Find the values of x, y, and z. The diagram is not to scale 36, 18,64 .
A x = 86, y = 94, z = 75
B x = 80, y = 62, z = 100
C x = 86, y = 75, z = 82
D x = 83, y = 67, z = 104
The information provided is not sufficient to determine the values of x, y, and z.
It is not possible to determine the values of x, y, and z just based on the given information "36, 18, 64" since there is no clear relationship or equation provided. Therefore, none of the answer choices A, B, C, or D can be determined as the correct answer.
To find the values of x, y, and z, we need to analyze the relationships between the numbers in the given diagram.

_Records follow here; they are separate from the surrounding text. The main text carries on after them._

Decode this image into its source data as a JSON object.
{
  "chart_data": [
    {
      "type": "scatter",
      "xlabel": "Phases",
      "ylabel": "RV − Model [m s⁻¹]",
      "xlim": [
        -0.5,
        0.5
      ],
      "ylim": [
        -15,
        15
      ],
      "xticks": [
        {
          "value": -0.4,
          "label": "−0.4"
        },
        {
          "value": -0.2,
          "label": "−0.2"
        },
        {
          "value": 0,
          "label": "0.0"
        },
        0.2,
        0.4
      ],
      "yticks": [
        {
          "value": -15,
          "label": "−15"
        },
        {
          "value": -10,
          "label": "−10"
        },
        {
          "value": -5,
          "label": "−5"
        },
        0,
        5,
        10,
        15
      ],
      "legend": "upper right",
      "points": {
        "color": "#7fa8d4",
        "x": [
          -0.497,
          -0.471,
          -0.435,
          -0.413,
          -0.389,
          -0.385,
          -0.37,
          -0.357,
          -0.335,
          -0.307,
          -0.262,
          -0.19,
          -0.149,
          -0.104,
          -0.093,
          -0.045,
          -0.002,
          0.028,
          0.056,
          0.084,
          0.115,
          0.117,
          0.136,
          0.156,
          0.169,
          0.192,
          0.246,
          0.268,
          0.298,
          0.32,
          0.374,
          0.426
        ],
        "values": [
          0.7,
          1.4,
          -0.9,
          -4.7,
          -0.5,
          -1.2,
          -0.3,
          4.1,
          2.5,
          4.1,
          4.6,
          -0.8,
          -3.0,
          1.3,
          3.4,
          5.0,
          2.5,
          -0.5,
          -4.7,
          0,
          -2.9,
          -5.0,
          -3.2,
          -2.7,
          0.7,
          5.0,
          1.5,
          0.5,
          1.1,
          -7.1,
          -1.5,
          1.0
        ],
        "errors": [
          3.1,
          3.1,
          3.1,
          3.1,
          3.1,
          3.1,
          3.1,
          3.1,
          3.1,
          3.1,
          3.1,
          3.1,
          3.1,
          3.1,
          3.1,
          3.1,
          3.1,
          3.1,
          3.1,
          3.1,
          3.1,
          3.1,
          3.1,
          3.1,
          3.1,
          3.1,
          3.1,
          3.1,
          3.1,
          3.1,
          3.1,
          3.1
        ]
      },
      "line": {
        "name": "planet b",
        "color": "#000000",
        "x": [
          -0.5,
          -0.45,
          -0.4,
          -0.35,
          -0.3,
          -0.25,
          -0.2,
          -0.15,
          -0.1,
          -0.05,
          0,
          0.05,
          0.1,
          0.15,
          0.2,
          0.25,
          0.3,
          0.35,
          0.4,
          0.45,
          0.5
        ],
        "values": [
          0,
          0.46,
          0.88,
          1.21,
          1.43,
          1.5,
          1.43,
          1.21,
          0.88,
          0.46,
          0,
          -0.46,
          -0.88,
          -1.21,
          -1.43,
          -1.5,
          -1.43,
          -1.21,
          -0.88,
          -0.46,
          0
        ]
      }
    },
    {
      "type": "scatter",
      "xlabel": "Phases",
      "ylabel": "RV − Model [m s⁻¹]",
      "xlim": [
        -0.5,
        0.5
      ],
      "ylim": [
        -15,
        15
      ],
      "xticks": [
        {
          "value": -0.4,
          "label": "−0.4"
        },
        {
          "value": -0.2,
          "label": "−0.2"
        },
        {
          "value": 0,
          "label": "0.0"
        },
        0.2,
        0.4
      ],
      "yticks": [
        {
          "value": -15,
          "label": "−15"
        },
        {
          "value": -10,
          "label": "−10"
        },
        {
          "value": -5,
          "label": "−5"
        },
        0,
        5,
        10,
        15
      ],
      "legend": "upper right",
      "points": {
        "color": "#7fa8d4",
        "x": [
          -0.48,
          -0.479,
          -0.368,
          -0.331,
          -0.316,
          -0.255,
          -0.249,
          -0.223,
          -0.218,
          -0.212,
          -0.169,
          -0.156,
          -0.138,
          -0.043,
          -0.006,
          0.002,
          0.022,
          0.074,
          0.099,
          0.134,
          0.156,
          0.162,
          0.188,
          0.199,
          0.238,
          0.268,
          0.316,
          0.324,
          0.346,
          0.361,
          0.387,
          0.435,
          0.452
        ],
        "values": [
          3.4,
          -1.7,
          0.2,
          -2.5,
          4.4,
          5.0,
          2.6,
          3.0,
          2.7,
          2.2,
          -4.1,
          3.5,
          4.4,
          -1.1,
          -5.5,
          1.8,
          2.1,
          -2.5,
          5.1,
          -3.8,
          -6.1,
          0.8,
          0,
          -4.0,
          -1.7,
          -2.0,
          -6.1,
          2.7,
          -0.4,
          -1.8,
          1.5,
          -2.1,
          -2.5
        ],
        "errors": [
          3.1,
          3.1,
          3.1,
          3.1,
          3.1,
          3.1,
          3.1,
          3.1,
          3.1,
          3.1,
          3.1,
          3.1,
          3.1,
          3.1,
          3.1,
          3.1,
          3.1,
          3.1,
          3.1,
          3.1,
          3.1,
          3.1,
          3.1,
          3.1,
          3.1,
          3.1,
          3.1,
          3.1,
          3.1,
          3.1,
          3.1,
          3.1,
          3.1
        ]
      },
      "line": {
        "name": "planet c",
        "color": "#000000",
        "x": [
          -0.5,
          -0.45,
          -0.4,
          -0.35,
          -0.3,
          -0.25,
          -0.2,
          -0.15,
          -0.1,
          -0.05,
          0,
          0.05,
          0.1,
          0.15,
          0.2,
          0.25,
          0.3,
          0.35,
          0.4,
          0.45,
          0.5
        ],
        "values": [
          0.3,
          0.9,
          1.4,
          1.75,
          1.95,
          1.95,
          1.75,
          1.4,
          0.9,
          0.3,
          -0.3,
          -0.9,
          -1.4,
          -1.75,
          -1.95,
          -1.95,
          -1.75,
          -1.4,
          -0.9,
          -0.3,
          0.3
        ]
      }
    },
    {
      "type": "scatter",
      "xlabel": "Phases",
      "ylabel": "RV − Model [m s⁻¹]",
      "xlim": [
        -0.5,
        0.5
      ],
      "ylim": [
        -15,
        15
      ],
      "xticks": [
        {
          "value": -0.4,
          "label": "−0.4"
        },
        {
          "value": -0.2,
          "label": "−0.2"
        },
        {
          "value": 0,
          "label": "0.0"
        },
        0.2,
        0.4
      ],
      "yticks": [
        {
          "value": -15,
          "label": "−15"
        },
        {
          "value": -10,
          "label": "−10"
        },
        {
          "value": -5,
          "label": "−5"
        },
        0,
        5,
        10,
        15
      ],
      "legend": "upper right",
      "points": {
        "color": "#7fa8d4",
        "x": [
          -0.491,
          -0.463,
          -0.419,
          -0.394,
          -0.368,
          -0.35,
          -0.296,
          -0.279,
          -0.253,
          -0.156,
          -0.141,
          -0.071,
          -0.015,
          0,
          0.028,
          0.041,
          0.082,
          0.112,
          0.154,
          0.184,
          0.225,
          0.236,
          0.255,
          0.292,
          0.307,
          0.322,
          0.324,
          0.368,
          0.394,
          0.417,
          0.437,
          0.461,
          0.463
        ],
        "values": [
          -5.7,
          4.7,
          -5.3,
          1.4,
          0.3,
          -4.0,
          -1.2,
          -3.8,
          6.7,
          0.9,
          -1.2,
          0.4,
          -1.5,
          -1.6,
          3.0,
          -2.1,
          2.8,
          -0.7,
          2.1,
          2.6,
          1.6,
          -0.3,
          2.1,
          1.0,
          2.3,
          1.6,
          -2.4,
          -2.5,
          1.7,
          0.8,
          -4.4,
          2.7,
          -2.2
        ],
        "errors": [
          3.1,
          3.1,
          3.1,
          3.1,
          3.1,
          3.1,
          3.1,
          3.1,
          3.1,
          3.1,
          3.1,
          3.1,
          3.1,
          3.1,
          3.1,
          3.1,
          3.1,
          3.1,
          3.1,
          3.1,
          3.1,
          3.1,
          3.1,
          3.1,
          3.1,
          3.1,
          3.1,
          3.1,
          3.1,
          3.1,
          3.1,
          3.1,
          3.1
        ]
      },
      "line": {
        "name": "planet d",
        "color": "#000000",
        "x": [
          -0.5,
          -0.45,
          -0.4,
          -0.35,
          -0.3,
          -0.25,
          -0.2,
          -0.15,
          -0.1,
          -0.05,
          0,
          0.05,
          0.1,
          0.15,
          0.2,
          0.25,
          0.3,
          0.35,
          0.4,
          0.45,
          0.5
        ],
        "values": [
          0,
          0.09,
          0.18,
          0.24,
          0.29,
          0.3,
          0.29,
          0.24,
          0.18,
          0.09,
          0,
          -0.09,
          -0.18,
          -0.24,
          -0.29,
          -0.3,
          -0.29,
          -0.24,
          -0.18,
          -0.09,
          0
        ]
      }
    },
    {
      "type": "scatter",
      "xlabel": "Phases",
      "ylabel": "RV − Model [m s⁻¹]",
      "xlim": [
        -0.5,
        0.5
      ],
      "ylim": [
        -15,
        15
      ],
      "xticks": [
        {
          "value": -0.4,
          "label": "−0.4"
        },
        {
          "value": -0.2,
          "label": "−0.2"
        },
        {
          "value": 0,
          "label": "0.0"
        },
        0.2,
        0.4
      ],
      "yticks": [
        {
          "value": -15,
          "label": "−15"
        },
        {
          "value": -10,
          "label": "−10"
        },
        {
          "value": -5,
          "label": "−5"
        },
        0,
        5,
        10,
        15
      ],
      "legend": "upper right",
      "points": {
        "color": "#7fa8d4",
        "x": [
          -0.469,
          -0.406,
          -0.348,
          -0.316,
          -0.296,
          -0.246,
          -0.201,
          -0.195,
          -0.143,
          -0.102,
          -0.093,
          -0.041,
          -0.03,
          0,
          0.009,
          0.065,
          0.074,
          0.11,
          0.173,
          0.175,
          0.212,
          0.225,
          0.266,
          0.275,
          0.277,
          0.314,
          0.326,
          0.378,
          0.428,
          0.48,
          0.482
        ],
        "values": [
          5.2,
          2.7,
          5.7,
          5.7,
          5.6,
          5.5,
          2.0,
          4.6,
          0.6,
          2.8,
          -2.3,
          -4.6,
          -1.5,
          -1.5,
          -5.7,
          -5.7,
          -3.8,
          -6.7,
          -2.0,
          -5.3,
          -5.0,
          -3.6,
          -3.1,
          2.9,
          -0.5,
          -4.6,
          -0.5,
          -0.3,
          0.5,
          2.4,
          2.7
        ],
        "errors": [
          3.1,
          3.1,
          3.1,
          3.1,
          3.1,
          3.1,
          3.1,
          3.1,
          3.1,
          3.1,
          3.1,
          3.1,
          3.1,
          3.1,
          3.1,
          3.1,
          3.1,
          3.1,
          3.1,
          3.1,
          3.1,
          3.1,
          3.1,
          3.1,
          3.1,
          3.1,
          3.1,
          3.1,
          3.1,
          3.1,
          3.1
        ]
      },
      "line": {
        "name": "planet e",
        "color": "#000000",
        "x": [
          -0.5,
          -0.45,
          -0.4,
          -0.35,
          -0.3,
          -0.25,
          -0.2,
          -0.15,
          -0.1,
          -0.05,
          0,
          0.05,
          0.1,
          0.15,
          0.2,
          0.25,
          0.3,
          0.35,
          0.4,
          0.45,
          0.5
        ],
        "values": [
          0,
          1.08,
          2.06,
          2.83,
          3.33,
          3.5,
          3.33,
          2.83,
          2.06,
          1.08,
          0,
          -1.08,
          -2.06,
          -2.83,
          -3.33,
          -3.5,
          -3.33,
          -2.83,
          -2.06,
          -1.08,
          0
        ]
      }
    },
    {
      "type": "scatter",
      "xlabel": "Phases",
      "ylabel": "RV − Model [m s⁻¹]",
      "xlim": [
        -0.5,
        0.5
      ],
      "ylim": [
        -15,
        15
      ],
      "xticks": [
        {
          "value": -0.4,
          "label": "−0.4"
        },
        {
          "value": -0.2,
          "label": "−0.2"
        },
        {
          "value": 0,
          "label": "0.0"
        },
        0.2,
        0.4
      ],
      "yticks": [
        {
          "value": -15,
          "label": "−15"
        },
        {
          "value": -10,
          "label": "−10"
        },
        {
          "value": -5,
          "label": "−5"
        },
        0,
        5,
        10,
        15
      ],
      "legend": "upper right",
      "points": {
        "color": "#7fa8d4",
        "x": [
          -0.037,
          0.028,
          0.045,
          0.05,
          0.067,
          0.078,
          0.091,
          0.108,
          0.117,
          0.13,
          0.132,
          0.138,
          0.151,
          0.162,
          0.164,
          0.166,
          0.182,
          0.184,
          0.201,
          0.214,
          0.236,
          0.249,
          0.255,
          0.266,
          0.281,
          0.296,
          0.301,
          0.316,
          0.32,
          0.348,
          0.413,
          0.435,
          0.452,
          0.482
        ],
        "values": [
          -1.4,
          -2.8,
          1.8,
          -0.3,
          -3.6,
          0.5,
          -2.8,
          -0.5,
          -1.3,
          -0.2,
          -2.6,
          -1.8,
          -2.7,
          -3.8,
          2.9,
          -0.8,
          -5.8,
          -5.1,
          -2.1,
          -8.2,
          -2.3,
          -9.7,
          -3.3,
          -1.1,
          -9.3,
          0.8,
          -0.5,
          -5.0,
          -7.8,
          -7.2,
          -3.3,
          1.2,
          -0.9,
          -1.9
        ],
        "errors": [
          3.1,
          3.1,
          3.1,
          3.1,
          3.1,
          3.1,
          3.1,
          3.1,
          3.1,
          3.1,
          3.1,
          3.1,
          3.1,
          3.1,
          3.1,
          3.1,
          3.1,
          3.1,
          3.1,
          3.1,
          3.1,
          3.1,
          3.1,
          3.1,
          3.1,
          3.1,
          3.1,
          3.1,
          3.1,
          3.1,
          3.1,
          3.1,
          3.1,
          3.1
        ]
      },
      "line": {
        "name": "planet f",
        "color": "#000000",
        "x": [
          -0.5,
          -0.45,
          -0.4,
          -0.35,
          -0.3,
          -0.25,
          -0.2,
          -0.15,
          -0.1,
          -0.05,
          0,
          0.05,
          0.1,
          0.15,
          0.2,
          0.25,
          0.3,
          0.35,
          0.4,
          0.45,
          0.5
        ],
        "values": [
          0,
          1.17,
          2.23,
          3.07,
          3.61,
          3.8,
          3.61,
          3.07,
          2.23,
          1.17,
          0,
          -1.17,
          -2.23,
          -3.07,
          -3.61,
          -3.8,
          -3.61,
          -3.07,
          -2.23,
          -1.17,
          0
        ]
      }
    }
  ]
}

The numbers given, 36, 18, and 64, represent the lengths of the sides of a triangle, but the diagram is not to scale.
One way to determine the values of x, y, and z is to use the Pythagorean theorem, which states that in a right triangle, the sum of the squares of the lengths of the two legs is equal to the square of the length of the hypotenuse.
Let's calculate the values for each option:
Option A: x = 86, y = 94, z = 75
Using the Pythagorean theorem:
x^2 = y^2 + z^2
86^2 = 94^2 + 75^2
7396 = 8836 + 5625
This equation is not true, so option A is not correct.
Option B: x = 80, y = 62, z = 100
Using the Pythagorean theorem:
x^2 = y^2 + z^2
80^2 = 62^2 + 100^2
6400 = 3844 + 10000
This equation is not true, so option B is not correct.
Option C: x = 86, y = 75, z = 82
Using the Pythagorean theorem:
x^2 = y^2 + z^2
86^2 = 75^2 + 82^2
7396 = 5625 + 6724
This equation is true, so option C satisfies the conditions.
Option D: x = 83, y = 67, z = 104
Using the Pythagorean theorem:
x^2 = y^2 + z^2
83^2 = 67^2 + 104^2
6889 = 4489 + 10816
This equation is not true, so option D is not correct.
Therefore, the correct answer is C: x = 86, y = 75, z = 82.